“No car of your own back on campus?” Emma pressed, struggling to picture Mitch showing up on travel day in front of Reggie’s mom’s van, hat in hand, practically begging for a ride home with a bunch of party-hardy airhead freshman himbos and bimbos.
“Mom’s car shit the bed just before I headed back to school in the fall so I gave her mine,” Mitch insisted, sounding very Mitch-y in the process. “I don’t really need it on campus, otherwise, yeah, I would have driven to some beach myself long ago.”
Emma nodded, silently thanking Mitch’s mom’s car for breaking down. She glanced over, finding Mitch looking her way. “What?” she asked.
“Nothing,” he insisted. “I guess ... it’s just, if I’d had my own car, and driven myself to some beach, it would have never in a million years been one three hours away from campus.
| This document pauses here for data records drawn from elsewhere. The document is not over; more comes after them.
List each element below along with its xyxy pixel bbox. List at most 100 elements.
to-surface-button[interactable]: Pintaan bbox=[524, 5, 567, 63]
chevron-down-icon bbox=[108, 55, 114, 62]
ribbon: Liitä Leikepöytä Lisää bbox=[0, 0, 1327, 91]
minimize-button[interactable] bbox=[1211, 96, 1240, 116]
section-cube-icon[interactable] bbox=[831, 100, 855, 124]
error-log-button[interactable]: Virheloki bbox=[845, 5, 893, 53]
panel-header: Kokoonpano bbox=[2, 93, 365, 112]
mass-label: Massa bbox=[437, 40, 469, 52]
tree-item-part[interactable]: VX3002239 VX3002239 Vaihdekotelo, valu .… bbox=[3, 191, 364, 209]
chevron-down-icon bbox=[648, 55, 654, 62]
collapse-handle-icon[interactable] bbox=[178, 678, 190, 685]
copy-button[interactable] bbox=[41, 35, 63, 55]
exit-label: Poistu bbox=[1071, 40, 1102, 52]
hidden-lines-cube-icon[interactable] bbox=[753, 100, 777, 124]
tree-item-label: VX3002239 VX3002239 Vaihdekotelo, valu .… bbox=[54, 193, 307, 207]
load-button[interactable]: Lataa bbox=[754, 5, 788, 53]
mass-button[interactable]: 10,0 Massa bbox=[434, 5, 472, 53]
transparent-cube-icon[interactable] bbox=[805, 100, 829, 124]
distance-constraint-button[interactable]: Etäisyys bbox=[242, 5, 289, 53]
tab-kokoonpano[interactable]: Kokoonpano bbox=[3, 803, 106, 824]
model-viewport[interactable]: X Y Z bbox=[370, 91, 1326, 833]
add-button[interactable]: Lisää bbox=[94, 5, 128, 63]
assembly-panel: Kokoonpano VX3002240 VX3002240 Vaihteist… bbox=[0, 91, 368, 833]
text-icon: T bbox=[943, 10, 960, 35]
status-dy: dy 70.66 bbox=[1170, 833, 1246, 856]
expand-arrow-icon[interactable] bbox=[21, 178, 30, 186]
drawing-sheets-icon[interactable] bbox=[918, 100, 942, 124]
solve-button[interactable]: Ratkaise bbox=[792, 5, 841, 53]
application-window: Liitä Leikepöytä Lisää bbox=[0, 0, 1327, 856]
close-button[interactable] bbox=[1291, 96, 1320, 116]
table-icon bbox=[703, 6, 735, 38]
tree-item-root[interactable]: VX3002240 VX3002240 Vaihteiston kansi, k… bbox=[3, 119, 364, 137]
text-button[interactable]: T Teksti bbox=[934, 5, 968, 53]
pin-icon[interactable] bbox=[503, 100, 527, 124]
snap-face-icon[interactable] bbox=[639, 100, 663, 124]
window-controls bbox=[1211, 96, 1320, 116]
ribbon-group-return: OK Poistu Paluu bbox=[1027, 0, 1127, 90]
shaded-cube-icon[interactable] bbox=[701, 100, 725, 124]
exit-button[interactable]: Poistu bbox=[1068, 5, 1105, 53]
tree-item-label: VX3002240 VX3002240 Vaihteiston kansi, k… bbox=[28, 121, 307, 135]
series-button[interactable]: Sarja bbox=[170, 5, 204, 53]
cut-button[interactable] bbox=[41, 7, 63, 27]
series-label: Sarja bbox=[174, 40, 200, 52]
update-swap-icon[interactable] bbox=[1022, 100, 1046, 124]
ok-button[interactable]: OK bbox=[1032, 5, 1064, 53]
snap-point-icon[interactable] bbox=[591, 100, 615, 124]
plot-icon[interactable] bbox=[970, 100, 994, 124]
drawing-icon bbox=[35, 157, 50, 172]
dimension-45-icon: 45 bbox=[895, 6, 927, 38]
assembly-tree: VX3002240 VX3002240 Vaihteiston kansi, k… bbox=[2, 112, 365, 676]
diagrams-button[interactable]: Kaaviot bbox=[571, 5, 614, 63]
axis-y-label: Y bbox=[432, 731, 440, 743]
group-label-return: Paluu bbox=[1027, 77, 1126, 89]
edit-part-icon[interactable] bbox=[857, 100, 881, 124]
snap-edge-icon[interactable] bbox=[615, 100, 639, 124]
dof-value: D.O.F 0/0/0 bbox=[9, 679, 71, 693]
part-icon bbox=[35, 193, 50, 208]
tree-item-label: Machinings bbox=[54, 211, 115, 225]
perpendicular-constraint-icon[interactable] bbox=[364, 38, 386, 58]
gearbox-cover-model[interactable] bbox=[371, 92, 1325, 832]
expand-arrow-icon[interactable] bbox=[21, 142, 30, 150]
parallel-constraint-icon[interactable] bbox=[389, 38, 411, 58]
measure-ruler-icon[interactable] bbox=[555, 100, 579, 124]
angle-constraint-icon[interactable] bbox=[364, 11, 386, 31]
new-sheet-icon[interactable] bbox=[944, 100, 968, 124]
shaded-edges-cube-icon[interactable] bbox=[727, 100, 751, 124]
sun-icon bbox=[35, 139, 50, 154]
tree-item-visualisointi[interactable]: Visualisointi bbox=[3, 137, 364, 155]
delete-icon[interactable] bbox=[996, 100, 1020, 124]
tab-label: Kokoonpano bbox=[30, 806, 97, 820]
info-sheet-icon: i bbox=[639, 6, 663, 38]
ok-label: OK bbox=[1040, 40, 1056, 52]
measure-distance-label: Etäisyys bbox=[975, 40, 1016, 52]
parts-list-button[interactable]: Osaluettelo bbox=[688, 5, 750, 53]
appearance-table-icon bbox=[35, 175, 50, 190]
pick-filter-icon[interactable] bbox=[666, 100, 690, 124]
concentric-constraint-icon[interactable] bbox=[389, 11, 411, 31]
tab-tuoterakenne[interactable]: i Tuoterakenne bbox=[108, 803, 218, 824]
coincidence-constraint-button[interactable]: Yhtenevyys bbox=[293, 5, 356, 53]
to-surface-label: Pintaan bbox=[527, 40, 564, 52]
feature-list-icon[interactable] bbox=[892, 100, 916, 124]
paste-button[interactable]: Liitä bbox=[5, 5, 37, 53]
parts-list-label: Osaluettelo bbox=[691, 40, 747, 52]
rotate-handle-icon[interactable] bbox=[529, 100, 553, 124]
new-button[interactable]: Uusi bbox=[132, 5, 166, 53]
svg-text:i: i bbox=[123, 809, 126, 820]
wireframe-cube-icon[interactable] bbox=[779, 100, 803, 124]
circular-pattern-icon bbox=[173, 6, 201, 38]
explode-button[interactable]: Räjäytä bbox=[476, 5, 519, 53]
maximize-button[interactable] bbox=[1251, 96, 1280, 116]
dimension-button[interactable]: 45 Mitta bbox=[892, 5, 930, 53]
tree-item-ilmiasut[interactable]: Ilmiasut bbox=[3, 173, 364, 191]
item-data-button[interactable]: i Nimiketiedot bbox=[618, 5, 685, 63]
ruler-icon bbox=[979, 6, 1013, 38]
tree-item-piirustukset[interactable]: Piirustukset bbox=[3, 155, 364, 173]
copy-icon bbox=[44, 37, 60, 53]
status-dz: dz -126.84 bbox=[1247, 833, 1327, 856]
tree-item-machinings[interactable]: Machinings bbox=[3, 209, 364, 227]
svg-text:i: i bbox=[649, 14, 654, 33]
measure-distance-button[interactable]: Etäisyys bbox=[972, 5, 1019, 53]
And so I would have never ever met you and, well...”
Emma frowned. “You barely know me, Mitch.”
Mitch shook his head, somehow managing to look confident even sitting on a bike designed for someone half his size. “I know enough, Emma,” he sighed. “I’m no expert in these things, but I know quality people when I see them and, well, you just seem top-notch to me, that’s all.”
Emma smirked, blushing and nodding at the same time. “You’re right, kid,” she teased. “You’re no expert because, honestly? That’s the most botched come-on line I think I’ve ever heard.”
“Really?” Mitch seemed genuinely surprised, which somehow tracked.
“And yet,” she persisted. “It’s the sweetest thing anybody’s ever said to me.”
“Well, that’s just sad.”
Emma couldn’t argue with that logic. “Sure is.”
Mitch brightened then, squaring his shoulders and jutting out his jaw. “I have a lot more gobbledygook like that stored up in my brain,” he insisted. “If you’re interested, I mean?”
Emma nodded toward the approaching cul-de-sac, smiling quietly. “I guess we’ll find out tomorrow, huh, player?”
His hopeful face crumpled as quickly as a crashing wave. “What? Why?”
They slowed to a stop between neighboring houses, Emma’s on the right and Mitch’s home away from home for the next week on the left. He looked distressed, but no more so than the way she felt, deep down inside. “Listen, a week is a long time, okay? I thought we could pace ourselves and chill for tonight and...”
“That’s not how spring break works!” Mitch insisted, comically.
She couldn’t help but chuckle, flattered by his crestfallen expression and almost panicked replies. “Look, we had a great day together, didn’t we?”
“Sure, and I thought we’d have a great night together, too.”
“Let’s quit while we’re ahead and, tomorrow? See where the day takes us?”
Mitch nodded quietly, realization slowly dawning on him. Emma might have been horny, desperate, touch-starved and ... did she mention horny? But she was also stubborn, strong-willed and resolved. Mitch had to have realized that much, at least, in their short time together.
Their eyes met at the end of her quiet little street, treelined and filled with charming suburban houses as far as the eye could see. Green, grassy lawns, artfully trimmed hedges, not a leaf or a twig out of place. Quiet, safe, predictable, like her life itself for the last five years. Until he’d shown up, that is. Mitch. Her surprise college boy. Long and stringy, sweet and sexy, turning her whole life upside down in 24-hours or less.
“Is that what you really want, Emma?” His voice was quiet, but no longer pleading or surprised. In his tone she heard a genuine question, and gave him an equally sincere reply.
“Not at all,” she blurted. “But I think it’s what I need, you know? A little distance from all ... this.” She waved both hands at him, as if casting a spell, making him blush and smile at the same time.
“I suppose I should feel flattered,” he insisted, clucking a thumb and unfolding from atop his bike the same way he’d risen from the beach towel earlier that day, all arms and legs and that long, taffy-stretched, ooey-gooey middle. “But instead all I feel is ... lonely?”
Suddenly, Emma was the one feeling flattered. She admired Mitch one last time, his sagging baggies, his crisp new tourist t-shirt and that sad, crumbling smile before she kicked off from the street and pedaled slowly down her driveway. Halfway home she glanced back and called out over her shoulder, “That makes two of us, Mitch.”